Exercise 13: Niche versus Distribution Modeling
Adam B. Smith & Danielle S. Christianson
This tutorial is available from http://www.earthskysea.org.
July 7, 2016
For the past many years species distribution modeling has been synonymous with ecological niche modeling, though there have been debates over which is the better term (Warren 2012, McInery & Etienne 2013, Warren 2013). However, concurrent with this debate is a parallel dialog that makes a working distinction between ecological niche models (ENMs) and species distribution models (SDMs; Barve et al. 2011; Peterson et al. 2011. Under this distinction, SDMs model the distribution of a species, while ENMs model the niche. The two are related, but they are also fundamentally different for reasons that appear esoteric at first but have important consequences for modeling.

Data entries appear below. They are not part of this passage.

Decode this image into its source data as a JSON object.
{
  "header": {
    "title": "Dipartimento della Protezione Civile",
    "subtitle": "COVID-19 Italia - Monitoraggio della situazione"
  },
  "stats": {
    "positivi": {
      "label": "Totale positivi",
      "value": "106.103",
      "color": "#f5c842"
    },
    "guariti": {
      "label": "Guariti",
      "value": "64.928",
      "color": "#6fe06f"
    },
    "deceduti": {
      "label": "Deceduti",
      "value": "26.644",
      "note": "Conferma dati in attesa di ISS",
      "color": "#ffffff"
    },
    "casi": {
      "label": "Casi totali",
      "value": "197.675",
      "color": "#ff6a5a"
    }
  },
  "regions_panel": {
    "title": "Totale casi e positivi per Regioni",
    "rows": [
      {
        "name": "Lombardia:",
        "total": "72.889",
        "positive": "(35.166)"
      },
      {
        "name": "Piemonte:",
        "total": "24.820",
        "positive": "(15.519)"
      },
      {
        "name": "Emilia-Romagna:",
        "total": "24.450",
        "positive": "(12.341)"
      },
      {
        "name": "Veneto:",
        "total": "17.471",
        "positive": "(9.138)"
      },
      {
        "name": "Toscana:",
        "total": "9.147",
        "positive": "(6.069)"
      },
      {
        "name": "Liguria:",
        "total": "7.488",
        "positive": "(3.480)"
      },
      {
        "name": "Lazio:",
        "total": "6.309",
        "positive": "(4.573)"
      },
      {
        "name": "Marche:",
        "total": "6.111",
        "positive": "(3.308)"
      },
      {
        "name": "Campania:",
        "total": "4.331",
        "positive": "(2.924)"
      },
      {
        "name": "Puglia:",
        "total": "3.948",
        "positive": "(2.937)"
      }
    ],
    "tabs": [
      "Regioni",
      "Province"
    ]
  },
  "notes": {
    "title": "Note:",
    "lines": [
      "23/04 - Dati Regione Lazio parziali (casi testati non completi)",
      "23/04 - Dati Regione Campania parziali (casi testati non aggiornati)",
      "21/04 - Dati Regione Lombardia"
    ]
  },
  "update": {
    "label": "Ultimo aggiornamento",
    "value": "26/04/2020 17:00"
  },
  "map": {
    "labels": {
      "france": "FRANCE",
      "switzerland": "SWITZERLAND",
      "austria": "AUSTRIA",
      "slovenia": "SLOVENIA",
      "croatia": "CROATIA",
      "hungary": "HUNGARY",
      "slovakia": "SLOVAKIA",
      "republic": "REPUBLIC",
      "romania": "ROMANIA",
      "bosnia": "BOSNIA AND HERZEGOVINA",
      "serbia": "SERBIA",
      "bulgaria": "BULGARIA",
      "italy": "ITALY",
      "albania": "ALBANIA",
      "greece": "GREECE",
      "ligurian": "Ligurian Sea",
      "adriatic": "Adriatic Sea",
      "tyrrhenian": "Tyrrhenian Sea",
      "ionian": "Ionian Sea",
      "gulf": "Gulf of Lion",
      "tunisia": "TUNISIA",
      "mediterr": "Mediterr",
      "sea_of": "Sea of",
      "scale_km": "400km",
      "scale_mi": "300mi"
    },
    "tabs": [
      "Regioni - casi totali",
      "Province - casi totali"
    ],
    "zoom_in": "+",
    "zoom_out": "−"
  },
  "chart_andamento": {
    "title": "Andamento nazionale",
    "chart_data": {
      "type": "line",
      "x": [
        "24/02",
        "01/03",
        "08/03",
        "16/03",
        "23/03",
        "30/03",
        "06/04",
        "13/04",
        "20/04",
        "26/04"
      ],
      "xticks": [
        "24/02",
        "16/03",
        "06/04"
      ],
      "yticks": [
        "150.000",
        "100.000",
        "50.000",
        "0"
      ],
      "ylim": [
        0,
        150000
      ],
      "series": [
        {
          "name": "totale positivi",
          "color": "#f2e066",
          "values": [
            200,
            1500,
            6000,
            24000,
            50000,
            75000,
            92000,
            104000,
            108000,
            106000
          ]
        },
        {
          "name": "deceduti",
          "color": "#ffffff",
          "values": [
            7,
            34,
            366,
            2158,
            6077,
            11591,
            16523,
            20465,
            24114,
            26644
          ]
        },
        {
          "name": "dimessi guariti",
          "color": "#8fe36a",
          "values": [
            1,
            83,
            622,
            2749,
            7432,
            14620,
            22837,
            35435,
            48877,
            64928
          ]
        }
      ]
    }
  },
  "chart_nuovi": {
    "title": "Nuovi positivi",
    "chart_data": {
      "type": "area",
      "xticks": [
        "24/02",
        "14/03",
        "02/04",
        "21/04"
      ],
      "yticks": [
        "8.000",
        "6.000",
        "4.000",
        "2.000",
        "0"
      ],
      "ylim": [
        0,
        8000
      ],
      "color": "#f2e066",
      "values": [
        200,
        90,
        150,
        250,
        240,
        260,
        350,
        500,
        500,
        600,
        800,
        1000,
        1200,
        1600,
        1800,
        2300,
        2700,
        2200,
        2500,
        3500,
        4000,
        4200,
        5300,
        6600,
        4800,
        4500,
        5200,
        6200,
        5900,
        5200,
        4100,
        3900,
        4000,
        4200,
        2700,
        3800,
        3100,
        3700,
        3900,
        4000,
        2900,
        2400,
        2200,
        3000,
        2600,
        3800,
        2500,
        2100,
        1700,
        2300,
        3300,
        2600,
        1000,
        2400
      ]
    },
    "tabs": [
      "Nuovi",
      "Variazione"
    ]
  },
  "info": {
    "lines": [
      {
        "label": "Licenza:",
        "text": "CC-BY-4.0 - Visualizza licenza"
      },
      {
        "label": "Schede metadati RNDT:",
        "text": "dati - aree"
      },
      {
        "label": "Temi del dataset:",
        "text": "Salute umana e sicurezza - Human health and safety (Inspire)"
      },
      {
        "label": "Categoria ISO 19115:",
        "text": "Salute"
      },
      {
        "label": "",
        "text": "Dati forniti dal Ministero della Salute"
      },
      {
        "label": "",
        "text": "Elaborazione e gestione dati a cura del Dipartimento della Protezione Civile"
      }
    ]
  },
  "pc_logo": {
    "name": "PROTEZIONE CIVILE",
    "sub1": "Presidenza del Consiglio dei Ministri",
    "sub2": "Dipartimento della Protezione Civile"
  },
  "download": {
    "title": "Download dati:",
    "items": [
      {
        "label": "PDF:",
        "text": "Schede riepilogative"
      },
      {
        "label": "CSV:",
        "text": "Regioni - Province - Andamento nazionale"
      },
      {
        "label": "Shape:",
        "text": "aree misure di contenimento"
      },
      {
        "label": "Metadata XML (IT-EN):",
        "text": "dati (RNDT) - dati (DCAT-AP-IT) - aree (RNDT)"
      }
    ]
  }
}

Consider a species that only exists on the mainland:
Suppose we wanted to model the distribution of a species that only occurred on the mainland. Should we include the island as part of the region from which we draw background sites? It depends! If we are interested in modeling the distribution of the species, including the island would inform the model that this environment is available to the species but the species has been unable to inhabit it. Thus, the model would be more likely to predict the species is absent from the island. If we were interested in modeling the environmental niche of the species, then we should probably not include the island in the background set if the species has not been able to disperse there to "sample" its environment.

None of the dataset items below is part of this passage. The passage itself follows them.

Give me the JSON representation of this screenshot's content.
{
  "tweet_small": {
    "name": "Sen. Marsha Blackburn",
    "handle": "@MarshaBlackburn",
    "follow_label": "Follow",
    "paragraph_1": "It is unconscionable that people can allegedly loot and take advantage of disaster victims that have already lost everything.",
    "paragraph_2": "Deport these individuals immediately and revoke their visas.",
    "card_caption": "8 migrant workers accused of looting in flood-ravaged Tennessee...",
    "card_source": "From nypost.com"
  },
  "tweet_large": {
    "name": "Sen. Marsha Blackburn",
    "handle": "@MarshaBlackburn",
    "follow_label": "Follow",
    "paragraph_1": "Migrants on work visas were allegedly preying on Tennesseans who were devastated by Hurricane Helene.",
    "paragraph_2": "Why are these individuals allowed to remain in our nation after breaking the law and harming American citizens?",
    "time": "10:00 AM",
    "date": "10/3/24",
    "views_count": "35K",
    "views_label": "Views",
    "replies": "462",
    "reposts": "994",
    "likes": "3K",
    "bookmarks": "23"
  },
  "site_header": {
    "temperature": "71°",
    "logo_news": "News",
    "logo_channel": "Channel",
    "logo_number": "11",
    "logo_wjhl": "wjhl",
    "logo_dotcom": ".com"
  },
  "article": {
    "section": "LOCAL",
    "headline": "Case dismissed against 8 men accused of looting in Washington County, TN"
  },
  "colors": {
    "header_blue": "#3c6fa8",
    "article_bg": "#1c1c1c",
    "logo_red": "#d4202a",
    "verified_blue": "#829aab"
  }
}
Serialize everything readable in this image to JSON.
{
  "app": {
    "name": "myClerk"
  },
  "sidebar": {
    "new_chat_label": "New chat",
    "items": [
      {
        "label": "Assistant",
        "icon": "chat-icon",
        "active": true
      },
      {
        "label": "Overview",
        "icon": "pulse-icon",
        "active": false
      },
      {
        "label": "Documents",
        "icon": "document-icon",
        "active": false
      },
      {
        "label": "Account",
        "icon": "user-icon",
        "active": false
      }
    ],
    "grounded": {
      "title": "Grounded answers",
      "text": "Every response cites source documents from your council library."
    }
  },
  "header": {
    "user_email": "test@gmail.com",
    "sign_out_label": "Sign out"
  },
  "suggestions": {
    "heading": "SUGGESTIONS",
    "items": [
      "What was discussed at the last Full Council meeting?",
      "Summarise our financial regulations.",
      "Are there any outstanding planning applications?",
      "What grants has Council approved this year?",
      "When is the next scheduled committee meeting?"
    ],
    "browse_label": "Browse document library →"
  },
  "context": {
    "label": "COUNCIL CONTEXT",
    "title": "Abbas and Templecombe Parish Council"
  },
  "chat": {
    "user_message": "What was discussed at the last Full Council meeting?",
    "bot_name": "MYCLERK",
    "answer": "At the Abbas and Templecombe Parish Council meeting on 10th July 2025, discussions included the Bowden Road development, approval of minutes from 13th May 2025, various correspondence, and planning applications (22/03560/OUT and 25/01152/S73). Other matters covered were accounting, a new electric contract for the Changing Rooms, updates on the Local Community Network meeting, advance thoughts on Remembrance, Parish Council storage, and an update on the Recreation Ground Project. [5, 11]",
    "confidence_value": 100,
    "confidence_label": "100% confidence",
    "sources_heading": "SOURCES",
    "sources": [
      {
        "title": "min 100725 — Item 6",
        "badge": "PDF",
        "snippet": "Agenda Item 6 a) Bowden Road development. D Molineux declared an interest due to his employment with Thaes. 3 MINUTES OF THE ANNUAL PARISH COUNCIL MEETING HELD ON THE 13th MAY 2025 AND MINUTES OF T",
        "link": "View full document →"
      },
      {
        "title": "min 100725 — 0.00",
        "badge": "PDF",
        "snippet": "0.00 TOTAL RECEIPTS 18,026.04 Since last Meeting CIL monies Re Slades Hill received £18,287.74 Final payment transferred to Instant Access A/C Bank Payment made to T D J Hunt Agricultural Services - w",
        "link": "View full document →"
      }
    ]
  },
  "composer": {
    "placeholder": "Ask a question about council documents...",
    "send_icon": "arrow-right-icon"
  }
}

Although I've illustrated the issue with and island/mainland situation, the same kind of situation can occur when non-insular/mainland systems--i.e., sites should be considered in the background only if the species has been able to "sample" (through dispersal) their environments. Jorge Soberón (Soberón 2007; Soberón & Nakamura 2009 has conceptualized this issue using what he calls the biotic/abiotic/movement or BAM diagram:
Here, each circle represents either 1) the biotic conditions under which the species can thrive; 2) abiotic conditions under which it can thrive; or 3) the geographic areas to which the species has the capability of moving. Note that all three conditions are necessary for the species to exist in a place. Although simple, this conceptualization has some deeply important aspects:
1. The fundamental niche is represented by A.
2. The realized niche is represented by the intersection of A and B.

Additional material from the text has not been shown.